Texas is the only state in the U.S. that allows employers the option of "going bare" for Workers Compensation--that is, not buying insurance (or meeting obligations via other approved routes like self-insurance). It leaves the employer, technically at least, vulnerable to lawsuits from injured workers. But the Lone Star State employers who want to save money don't appear to have to worry too much about lawsuits from the crippled and maimed undocumented workers they leave without medical coverage.

They just say that their workers are "independent contractors" and thus responsible for making their own decision about whether or not to purchase WC insurance. And when those workers fall and break their backs, or lose a finger or hand, well, that's just pure capitalism in action, Texas style.

According to the article, the Texas legislature tried to correct these abuses--and got bushwacked, as they might say down there, and so the bill died on the vine.

Take a look at the full article here.

Illinois Court Rules Gay Harassment Suit Barred by WC Exclusive Remedy and Human Rights Act

An Illinois appellate court has ruled that a gay man's suit against his employer for harassment over his sexual orientation is barred by the exclusive remedy provisions of the Workers Compensation Act and the provisions of the Human Rights Act.

Frederick Schroeder had filed suit against RGIS, Inc. alleging that a supervisor used derogatory terms about the man's sexual orientation in front of other workers. The suit also alleged that the company had him working extreme hours that left him emotionally and physically exhausted.

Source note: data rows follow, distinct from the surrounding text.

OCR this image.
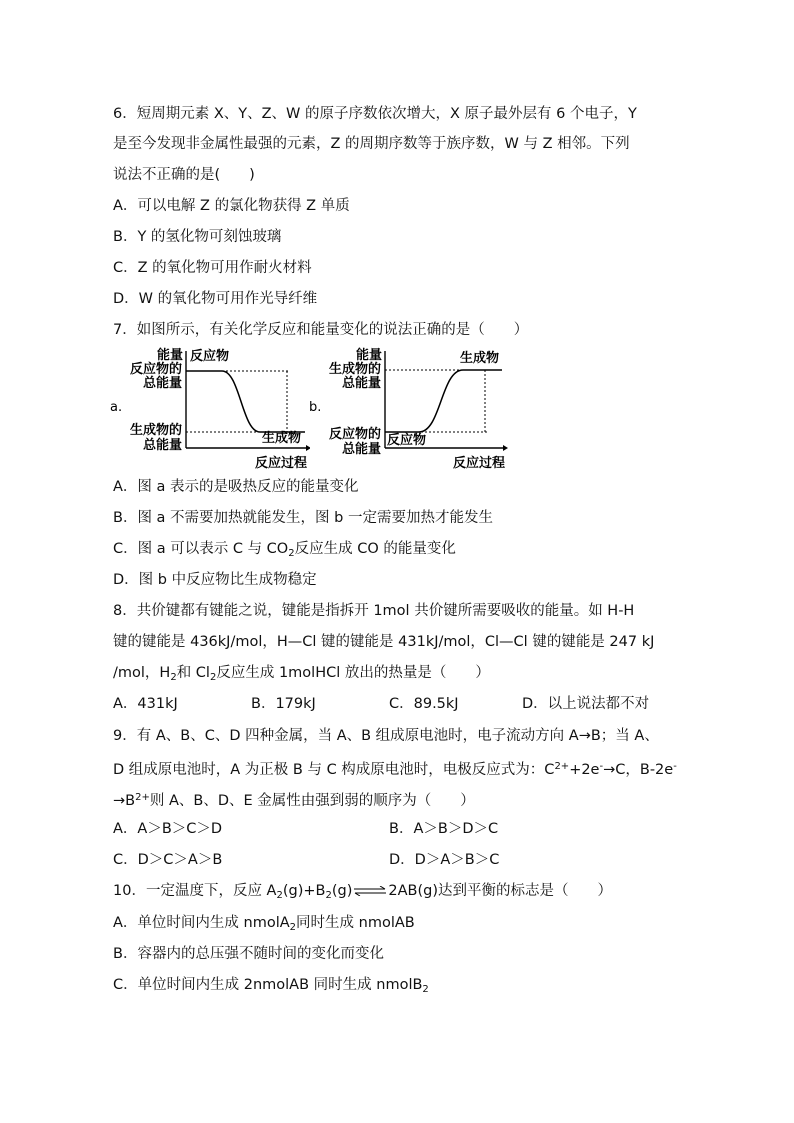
6．短周期元素 X、Y、Z、W 的原子序数依次增大，X 原子最外层有 6 个电子，Y
是至今发现非金属性最强的元素，Z 的周期序数等于族序数，W 与 Z 相邻。下列
说法不正确的是(　　)
A．可以电解 Z 的氯化物获得 Z 单质
B．Y 的氢化物可刻蚀玻璃
C．Z 的氧化物可用作耐火材料
D．W 的氧化物可用作光导纤维
7．如图所示，有关化学反应和能量变化的说法正确的是（　　）
a.
能量
反应物的
总能量
生成物的
总能量
反应物
生成物
反应过程
b.
能量
生成物的
总能量
反应物的
总能量
反应物
生成物
反应过程
A．图 a 表示的是吸热反应的能量变化
B．图 a 不需要加热就能发生，图 b 一定需要加热才能发生
C．图 a 可以表示 C 与 $CO_2$反应生成 CO 的能量变化
D．图 b 中反应物比生成物稳定
8．共价键都有键能之说，键能是指拆开 1mol 共价键所需要吸收的能量。如 H-H
键的键能是 436kJ/mol，H—Cl 键的键能是 431kJ/mol，Cl—Cl 键的键能是 247 kJ
/mol，$H_2$和 $Cl_2$反应生成 1molHCl 放出的热量是（　　）
A．431kJ	B．179kJ	C．89.5kJ	D．以上说法都不对
9．有 A、B、C、D 四种金属，当 A、B 组成原电池时，电子流动方向 A→B；当 A、
D 组成原电池时，A 为正极 B 与 C 构成原电池时，电极反应式为：$C^{2+}+2e^-\to C$，B-2e-
$\to B^{2+}$则 A、B、D、E 金属性由强到弱的顺序为（　　）
A．A＞B＞C＞D	B．A＞B＞D＞C
C．D＞C＞A＞B	D．D＞A＞B＞C
10．一定温度下，反应 $A_2(g)+B_2(g)\rightleftharpoons 2AB(g)$达到平衡的标志是（　　）
A．单位时间内生成 nmolA$_2$同时生成 nmolAB
B．容器内的总压强不随时间的变化而变化
C．单位时间内生成 2nmolAB 同时生成 nmolB$_2$
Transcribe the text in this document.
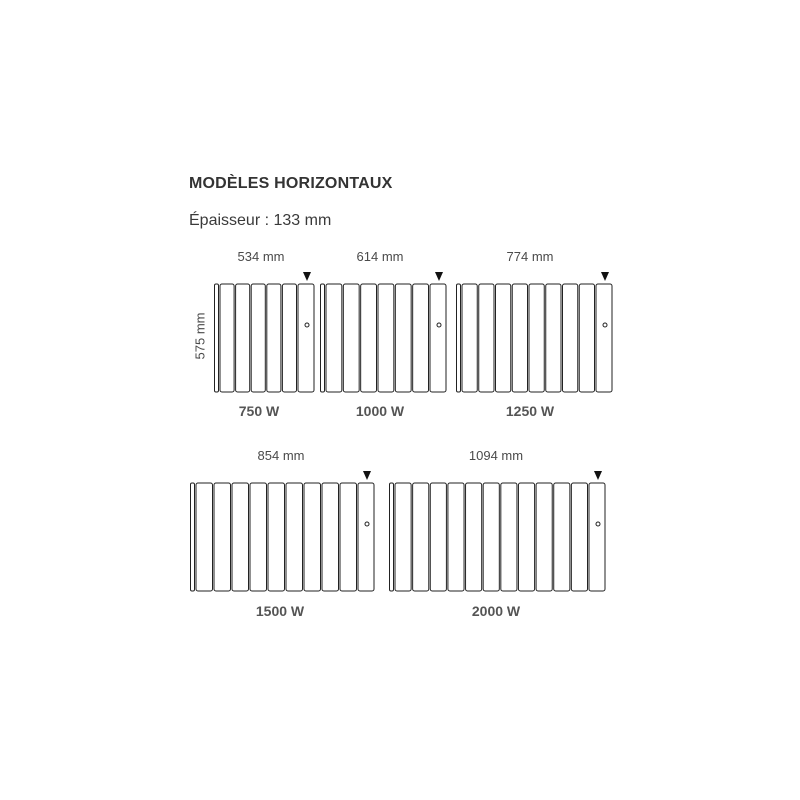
MODÈLES HORIZONTAUX
Épaisseur : 133 mm
575 mm
534 mm
750 W
614 mm
1000 W
774 mm
1250 W
854 mm
1500 W
1094 mm
2000 W
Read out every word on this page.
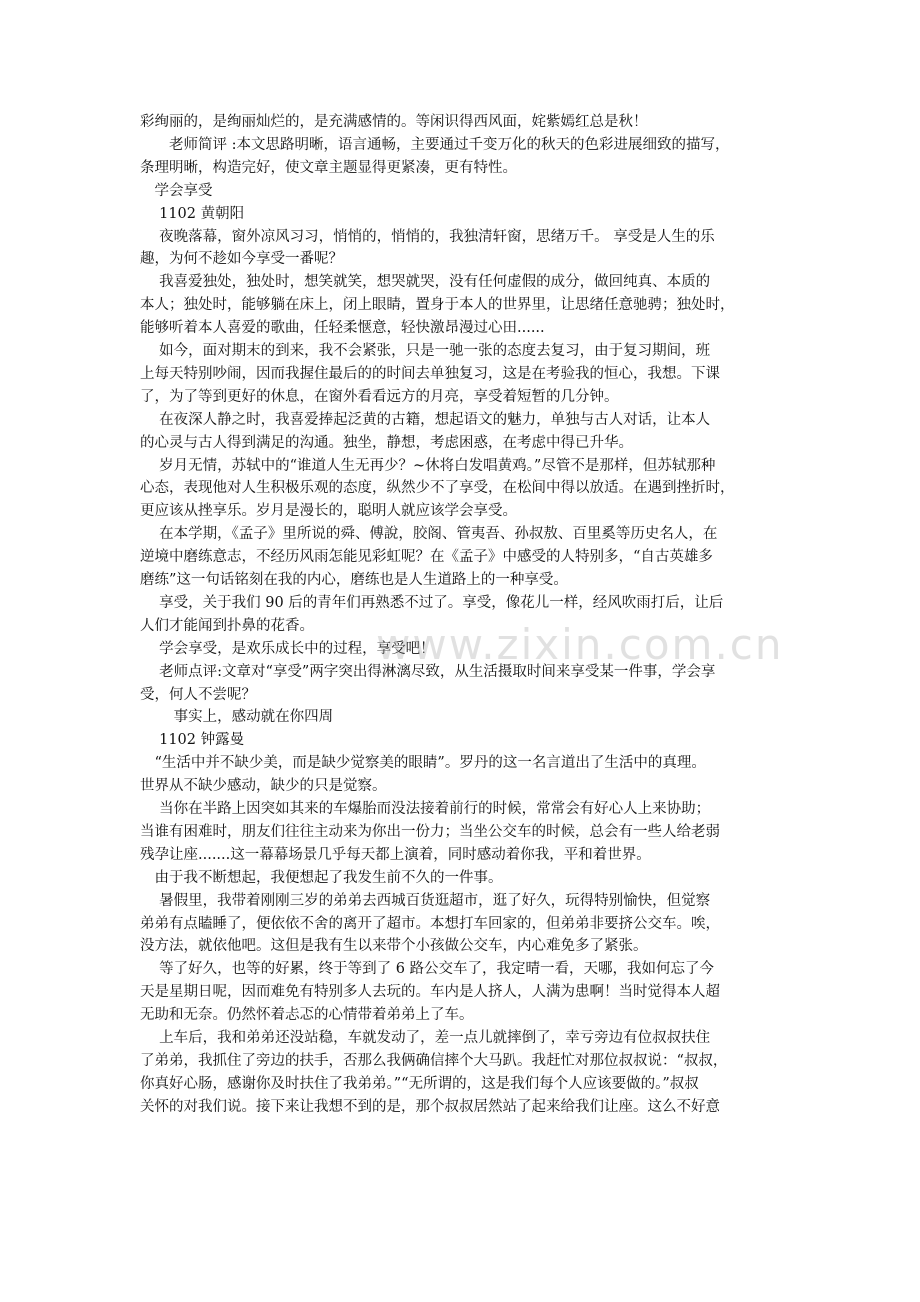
彩绚丽的，是绚丽灿烂的，是充满感情的。等闲识得西风面，姹紫嫣红总是秋！
　　老师简评 :本文思路明晰，语言通畅，主要通过千变万化的秋天的色彩进展细致的描写，
条理明晰，构造完好，使文章主题显得更紧凑，更有特性。
　学会享受
　 1102 黄朝阳
　 夜晚落幕，窗外凉风习习，悄悄的，悄悄的，我独清轩窗，思绪万千。 享受是人生的乐
趣，为何不趁如今享受一番呢？
　 我喜爱独处，独处时，想笑就笑，想哭就哭，没有任何虚假的成分，做回纯真、本质的
本人；独处时，能够躺在床上，闭上眼睛，置身于本人的世界里，让思绪任意驰骋；独处时，
能够听着本人喜爱的歌曲，任轻柔惬意，轻快激昂漫过心田......
　 如今，面对期末的到来，我不会紧张，只是一驰一张的态度去复习，由于复习期间，班
上每天特别吵闹，因而我握住最后的的时间去单独复习，这是在考验我的恒心，我想。下课
了，为了等到更好的休息，在窗外看看远方的月亮，享受着短暂的几分钟。
　 在夜深人静之时，我喜爱捧起泛黄的古籍，想起语文的魅力，单独与古人对话，让本人
的心灵与古人得到满足的沟通。独坐，静想，考虑困惑，在考虑中得已升华。
　 岁月无情，苏轼中的“谁道人生无再少？~休将白发唱黄鸡。”尽管不是那样，但苏轼那种
心态，表现他对人生积极乐观的态度，纵然少不了享受，在松间中得以放适。在遇到挫折时，
更应该从挫享乐。岁月是漫长的，聪明人就应该学会享受。
　 在本学期，《孟子》里所说的舜、傅說，胶阁、管夷吾、孙叔敖、百里奚等历史名人，在
逆境中磨练意志，不经历风雨怎能见彩虹呢？在《孟子》中感受的人特别多，“自古英雄多
磨练”这一句话铭刻在我的内心，磨练也是人生道路上的一种享受。
　 享受，关于我们 90 后的青年们再熟悉不过了。享受，像花儿一样，经风吹雨打后，让后
人们才能闻到扑鼻的花香。
　 学会享受，是欢乐成长中的过程，享受吧！
　 老师点评:文章对“享受”两字突出得淋漓尽致，从生活摄取时间来享受某一件事，学会享
受，何人不尝呢？
　　 事实上，感动就在你四周
　 1102 钟露曼
　“生活中并不缺少美，而是缺少觉察美的眼睛”。罗丹的这一名言道出了生活中的真理。
世界从不缺少感动，缺少的只是觉察。
　 当你在半路上因突如其来的车爆胎而没法接着前行的时候，常常会有好心人上来协助；
当谁有困难时，朋友们往往主动来为你出一份力；当坐公交车的时候，总会有一些人给老弱
残孕让座.......这一幕幕场景几乎每天都上演着，同时感动着你我，平和着世界。
　由于我不断想起，我便想起了我发生前不久的一件事。
　 暑假里，我带着刚刚三岁的弟弟去西城百货逛超市，逛了好久，玩得特别愉快，但觉察
弟弟有点瞌睡了，便依依不舍的离开了超市。本想打车回家的，但弟弟非要挤公交车。唉，
没方法，就依他吧。这但是我有生以来带个小孩做公交车，内心难免多了紧张。
　 等了好久，也等的好累，终于等到了 6 路公交车了，我定晴一看，天哪，我如何忘了今
天是星期日呢，因而难免有特别多人去玩的。车内是人挤人，人满为患啊！当时觉得本人超
无助和无奈。仍然怀着忐忑的心情带着弟弟上了车。
　 上车后，我和弟弟还没站稳，车就发动了，差一点儿就摔倒了，幸亏旁边有位叔叔扶住
了弟弟，我抓住了旁边的扶手，否那么我俩确信摔个大马趴。我赶忙对那位叔叔说：“叔叔，
你真好心肠，感谢你及时扶住了我弟弟。”“无所谓的，这是我们每个人应该要做的。”叔叔
关怀的对我们说。接下来让我想不到的是，那个叔叔居然站了起来给我们让座。这么不好意
www.zixin.com.cn
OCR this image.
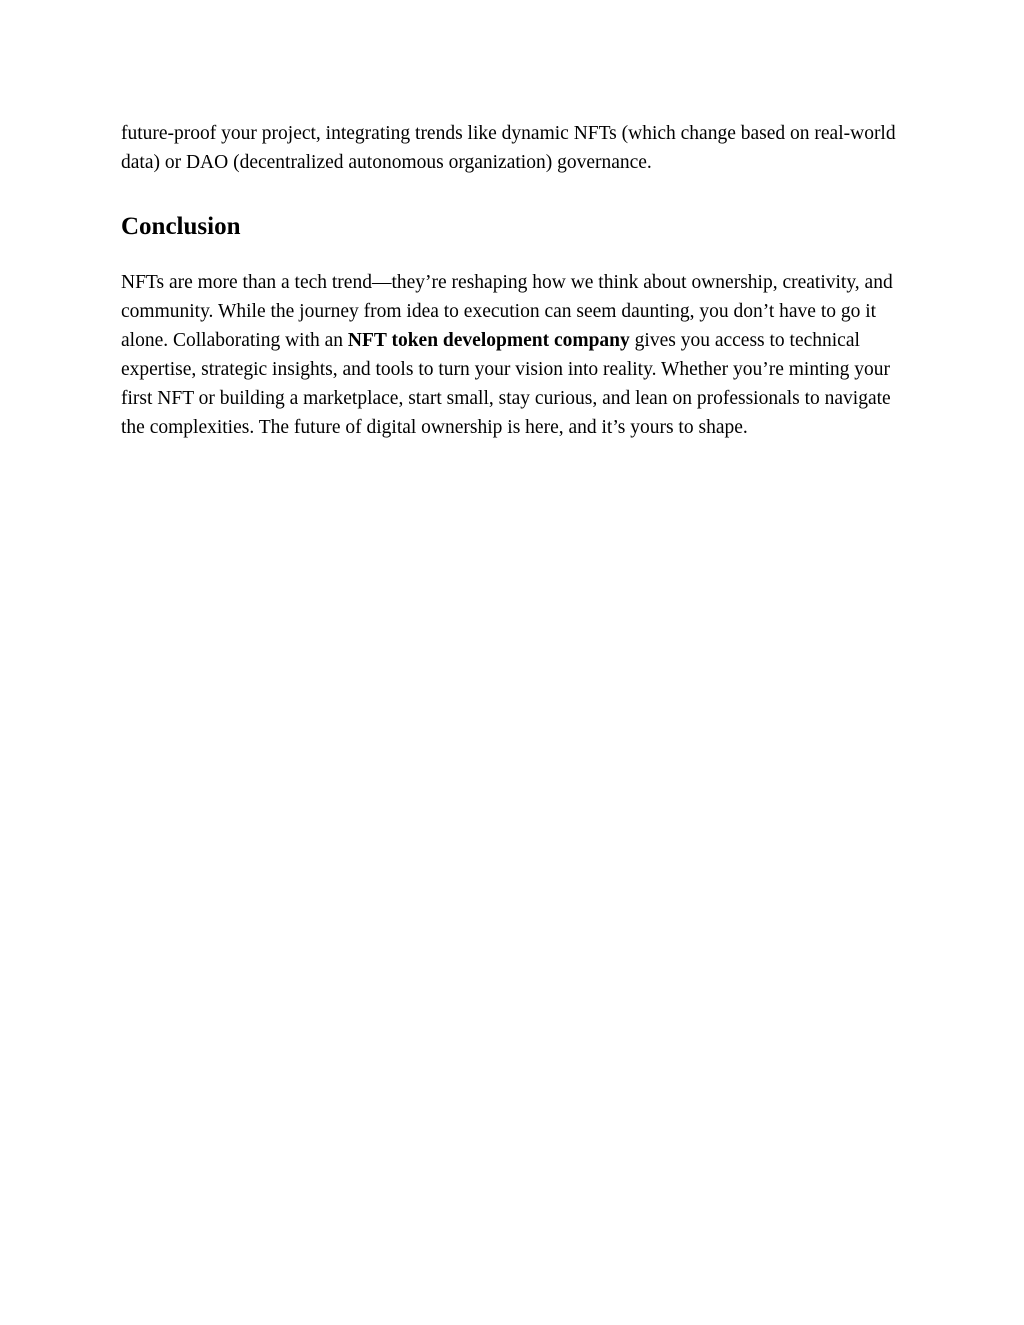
future-proof your project, integrating trends like dynamic NFTs (which change based on real-world data) or DAO (decentralized autonomous organization) governance.

Conclusion

NFTs are more than a tech trend—they’re reshaping how we think about ownership, creativity, and community. While the journey from idea to execution can seem daunting, you don’t have to go it alone. Collaborating with an NFT token development company gives you access to technical expertise, strategic insights, and tools to turn your vision into reality. Whether you’re minting your first NFT or building a marketplace, start small, stay curious, and lean on professionals to navigate the complexities. The future of digital ownership is here, and it’s yours to shape.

The court ruled that the worker could not sue for negligence because the Workers Comp Act and the Human Rights Act covered the situation.

New Fraud Fighting Tool in Florida

Florida has enacted a new statutory tool for reducing Workers Comp fraud. The new law, signed by the governor on June 7, creates a database system for tracking checks cashed at check cashing stores. The law requires reporting of data on all checks over $1,000.00.

These check cashing stores, it turns out, are believed to often be used in premium avoidance schemes by unscrupulous employers. More info can be found here.

Premium reduction or avoidance schemes by some employers put honest companies at a competitive disadvantage, and endanger workers who can be deprived of the protections and benefits that states have enacted via their Workers Compensation statutes.